After hours of traversing southeastern Venezuela, crossing the Orinoco River we finally arriving in Puerto Ordaz, a town near the Guyana border. We proceeded directly to Cachamay Stadium where we arrived two hours before gametime. Every seat already was occupied by more than 40,000 wildly cheering Venezuelan fans. My son wisely opted to buy a Venezuelan hat so as not to attract unwanted attention as one of the very few Paraguayan fans present (he declared that the hat would be a present for a classmate from Venezuela after he returned to Miami). He did find a Paraguay jersey that he purchased, but he wisely returned it to the car rather than wearing it into the stadium. Paraguay played brilliantly, but the game was scoreless at halftime. In the second half Paraguay scored two goals and their goalie blocked a Venezuelan penalty kick, sending local supporters of the “vinotinto” (the charming nickname for the Venezuelan team because they wear burgundy jerseys the color of red wine) streaming for the exits. A few came back when Venezuela scored a late goal, but the game ended with a 2-1 Paraguay victory, putting the Paraguayan Guarani in a tie for first place in the South American group.

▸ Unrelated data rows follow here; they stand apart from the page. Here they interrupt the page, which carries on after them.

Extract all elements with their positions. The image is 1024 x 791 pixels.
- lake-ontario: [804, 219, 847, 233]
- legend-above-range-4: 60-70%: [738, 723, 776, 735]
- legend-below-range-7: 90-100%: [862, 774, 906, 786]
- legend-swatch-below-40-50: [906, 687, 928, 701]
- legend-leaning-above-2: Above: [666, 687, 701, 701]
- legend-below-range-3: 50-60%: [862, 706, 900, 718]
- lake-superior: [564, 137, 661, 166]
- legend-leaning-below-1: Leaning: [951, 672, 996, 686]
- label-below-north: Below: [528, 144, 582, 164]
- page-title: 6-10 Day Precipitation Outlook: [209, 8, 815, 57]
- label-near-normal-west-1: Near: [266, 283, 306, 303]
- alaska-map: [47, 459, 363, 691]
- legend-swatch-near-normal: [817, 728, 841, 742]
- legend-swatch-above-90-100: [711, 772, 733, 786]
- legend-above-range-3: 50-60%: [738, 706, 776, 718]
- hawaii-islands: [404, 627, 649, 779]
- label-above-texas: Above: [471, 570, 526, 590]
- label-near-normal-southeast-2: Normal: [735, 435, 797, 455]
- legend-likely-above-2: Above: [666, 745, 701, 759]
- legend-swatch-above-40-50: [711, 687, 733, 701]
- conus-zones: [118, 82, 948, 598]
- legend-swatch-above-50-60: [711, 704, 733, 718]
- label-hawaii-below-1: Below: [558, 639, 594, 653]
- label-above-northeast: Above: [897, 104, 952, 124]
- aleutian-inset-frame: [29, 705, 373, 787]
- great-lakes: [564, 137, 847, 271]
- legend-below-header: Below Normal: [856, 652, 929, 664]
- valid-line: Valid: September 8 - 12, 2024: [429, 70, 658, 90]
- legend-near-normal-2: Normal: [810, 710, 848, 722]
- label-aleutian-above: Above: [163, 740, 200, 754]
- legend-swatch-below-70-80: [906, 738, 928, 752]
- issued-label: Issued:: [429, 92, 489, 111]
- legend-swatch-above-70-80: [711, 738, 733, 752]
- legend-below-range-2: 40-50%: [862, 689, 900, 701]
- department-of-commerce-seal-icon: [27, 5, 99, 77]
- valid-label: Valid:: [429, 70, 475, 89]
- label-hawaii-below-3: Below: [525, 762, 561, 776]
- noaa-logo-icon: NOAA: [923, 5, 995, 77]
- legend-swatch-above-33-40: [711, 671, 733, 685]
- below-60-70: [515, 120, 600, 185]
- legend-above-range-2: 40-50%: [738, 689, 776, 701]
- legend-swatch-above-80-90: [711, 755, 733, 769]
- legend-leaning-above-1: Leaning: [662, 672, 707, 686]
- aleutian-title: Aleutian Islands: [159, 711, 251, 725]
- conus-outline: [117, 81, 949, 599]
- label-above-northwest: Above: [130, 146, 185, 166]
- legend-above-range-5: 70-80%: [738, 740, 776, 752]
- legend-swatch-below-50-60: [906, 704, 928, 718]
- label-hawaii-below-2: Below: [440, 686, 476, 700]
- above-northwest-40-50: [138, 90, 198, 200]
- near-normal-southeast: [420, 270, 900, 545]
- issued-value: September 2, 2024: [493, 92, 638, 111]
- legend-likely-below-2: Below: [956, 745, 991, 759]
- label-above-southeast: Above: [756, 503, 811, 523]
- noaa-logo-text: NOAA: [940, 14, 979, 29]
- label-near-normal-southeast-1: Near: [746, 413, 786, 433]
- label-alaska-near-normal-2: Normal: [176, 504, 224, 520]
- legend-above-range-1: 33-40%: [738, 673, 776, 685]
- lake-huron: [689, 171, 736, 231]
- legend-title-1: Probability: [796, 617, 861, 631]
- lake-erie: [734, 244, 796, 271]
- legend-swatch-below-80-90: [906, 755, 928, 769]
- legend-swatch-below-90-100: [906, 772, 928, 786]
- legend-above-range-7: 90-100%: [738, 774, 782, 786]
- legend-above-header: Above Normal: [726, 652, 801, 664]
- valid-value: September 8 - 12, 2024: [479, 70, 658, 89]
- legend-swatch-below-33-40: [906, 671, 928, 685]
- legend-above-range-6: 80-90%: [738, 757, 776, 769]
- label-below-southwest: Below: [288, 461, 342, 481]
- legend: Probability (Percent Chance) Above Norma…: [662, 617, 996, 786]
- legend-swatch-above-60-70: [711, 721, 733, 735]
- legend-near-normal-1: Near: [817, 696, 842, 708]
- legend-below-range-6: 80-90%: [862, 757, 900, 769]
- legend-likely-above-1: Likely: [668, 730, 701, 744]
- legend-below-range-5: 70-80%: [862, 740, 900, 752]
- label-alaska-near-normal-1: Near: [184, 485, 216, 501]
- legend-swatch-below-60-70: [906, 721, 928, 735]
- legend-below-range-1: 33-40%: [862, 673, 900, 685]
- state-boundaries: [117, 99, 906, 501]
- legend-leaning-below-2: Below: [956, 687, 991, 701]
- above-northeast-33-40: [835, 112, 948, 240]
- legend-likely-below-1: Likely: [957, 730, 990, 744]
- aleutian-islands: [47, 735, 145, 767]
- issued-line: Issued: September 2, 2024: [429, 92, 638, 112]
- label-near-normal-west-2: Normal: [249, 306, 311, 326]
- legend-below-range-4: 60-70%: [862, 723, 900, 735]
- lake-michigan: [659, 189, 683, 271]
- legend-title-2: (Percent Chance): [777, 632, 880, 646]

After staying overnight in Puerto Ordaz, we left at 4AM on Sunday to return to Caracas in time for our flight back to the U.S. Photos of our trip are available online at: http://gallery.me.com/rperci#100567
Prior to leaving for Venezuela on Thursday, I attend the opening of a terrific conference on “Regulatory Dsyfunction” that our Environmental Law Program co-sponsored with the Center for Progressive Reform. The conference was organized by my colleague Rena Steinzor, president of the Center for Progressive Reform, which has done a fabulous job of promoting the public interest in regulatory issues. The conference included representatives of EPA, OSHA and the Consumer Products Safety Commission (CPSC), who discussed the problems confronting each of their agencies, prominent academics and environmental activists. Because I had to teach a class and catch a plane, I was only able to attend a brief part of the conference. While the discussions were off the record, what struck me was the extent to which international issues have affected each agency. OSHA has wrestled with how to harmonize hazard communication requirements with international standards. The CPSC is dealing with a host of issues raised by imports of hazardous consumer products. EPA is considering TSCA reform against the backdrop of the EU’s path-breaking REACH program that will generate far more test data on chemicals than EPA currently has. Globalization is clearly having a profound effect on regulatory policy.